Basically, no one will really know how to answer for this section because its a scale that EB Jacobs created. Additionally, you might as well forget about this exam since scores won't come out until October/November.


----------



## Pvt. Cowboy (Jan 26, 2005)

jgraham11 said:


> I've spoken to a family member who's a MSP trooper and he took the exam back in 02 or 03. He said in his "opinion" they're looking for balanced answers. That was his opinion and I kind of followed that advice when I took it yesterday. I looked at answering everything with Strongly Agree/Disagree as kind of too wide on the spectrum of things. Balance makes sense the more I think about it. They basically say in the packet and in the exam itself answer "Unsure" only if you are truly not sure. The answer is there to be selected. Albeit I don't think too many unsures is good either, I don't think saying unsure will screw you over though as long as you don't select it too much. This may just be me but I look at unsure as more of "depends" everything in context and some of the questions on the exam were very broad and definitely weren't something I could comfortably say Strongly Agree/Disagree with or even Agree/Disagree for that matter. Overall how many times did I say unsure? I'd guess between 3-5 times which I think is reasonable for a section that had 80 questions if I'm not mistaken
> 
> Just my two cents though who really knows how they grade these things. Even my family member of a trooper wasn't 100% sure. See me in 2 months and then we'll see I guess


The '02 exam, vs the 2009, 2013, and 2017 exams, is like comparing apples to moon rocks. COMPLETELY different format.

They also didn't ask bullshit questions like "how many times have you called in sick in the last year" or "do you like to work with your office door open, or closed."


----------



## Guest (Mar 27, 2017)

Pvt. Cowboy said:


> The '02 exam, vs the 2009, 2013, and 2017 exams, is like comparing apples to moon rocks. COMPLETELY different format.
> 
> They also didn't ask bullshit questions like "how many times have you called in sick in the last year" or "do you like to work with your office door open, or closed."


So you're saying balance isn't a good idea in your opinion? Cause that was basically his advice. It's not like he gave me any idea of what the questions would be. He just said study the packet, don't fall for any of those BS online classes and give it your best shot.. which will have to be a REALLY good shot since I'm not a vet and won't be getting those 2 points. In an exam were people will be battling for points in the mid to high 90s, 2 points is a lot

By the way, little off topic, but what do you reckon a B.s or B.a holds?


----------



## Shenanigans (Mar 22, 2017)

jgraham11 said:


> By the way, little off topic, but what do you reckon a B.s or B.a holds?
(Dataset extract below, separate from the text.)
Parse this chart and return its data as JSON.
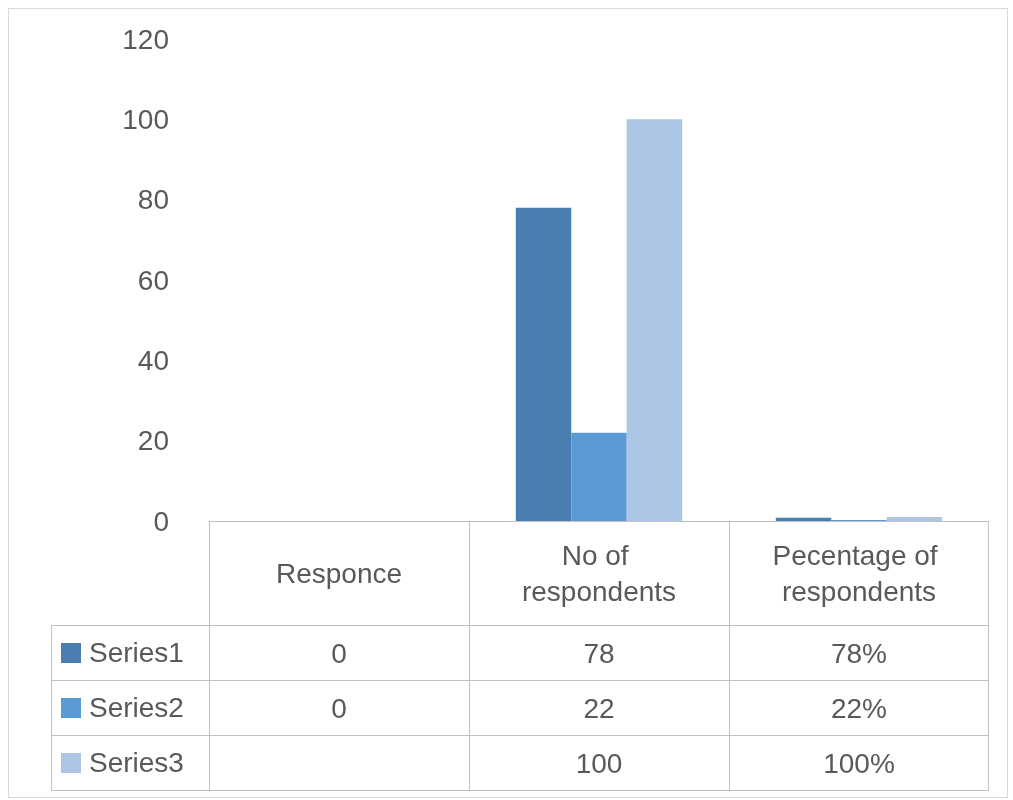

In the eyes of CS? a degree means nothing. It's only a leg up on your resume when you're considered for a position. Example: if you have a B.S. and the position is being considered between you and a non-vet with no degree and the same CS score.... you'll look a lot better in the department's eyes. BUT they don't have to take you over him, even if you have a degree and he doesn't.. they can find other reasons to pick him over you


----------



## Rogergoodwin (Feb 15, 2016)

Law Enforcement Work Styles - AAI Assessments

The sample report from this company breaks it's all down.


----------



## Rogergoodwin (Feb 15, 2016)

Shenanigans said:


> In the eyes of CS? a degree means nothing. It's only a leg up on your resume when you're considered for a position. Example: if you have a B.S. and the position is being considered between you and a non-vet with no degree and the same CS score.... you'll look a lot better in the department's eyes. BUT they don't have to take you over him, even if you have a degree and he doesn't.. they can find other reasons to pick him over you


They could take him over a vet or someone with a better score because of his degree tho. Departments often choose a lower ranking candidate for positive reasons, not just by bypassing a bad candidate.


----------



## Shenanigans (Mar 22, 2017)

Rogergoodwin said:


> They could take him over a vet or someone with a better score because of his degree tho. Departments often choose a lower ranking candidate for positive reasons, not just by bypassing a bad candidate.


Oh, that's good to know. I've been under the impression they can only bypass if the higher score had a negative characteristic


----------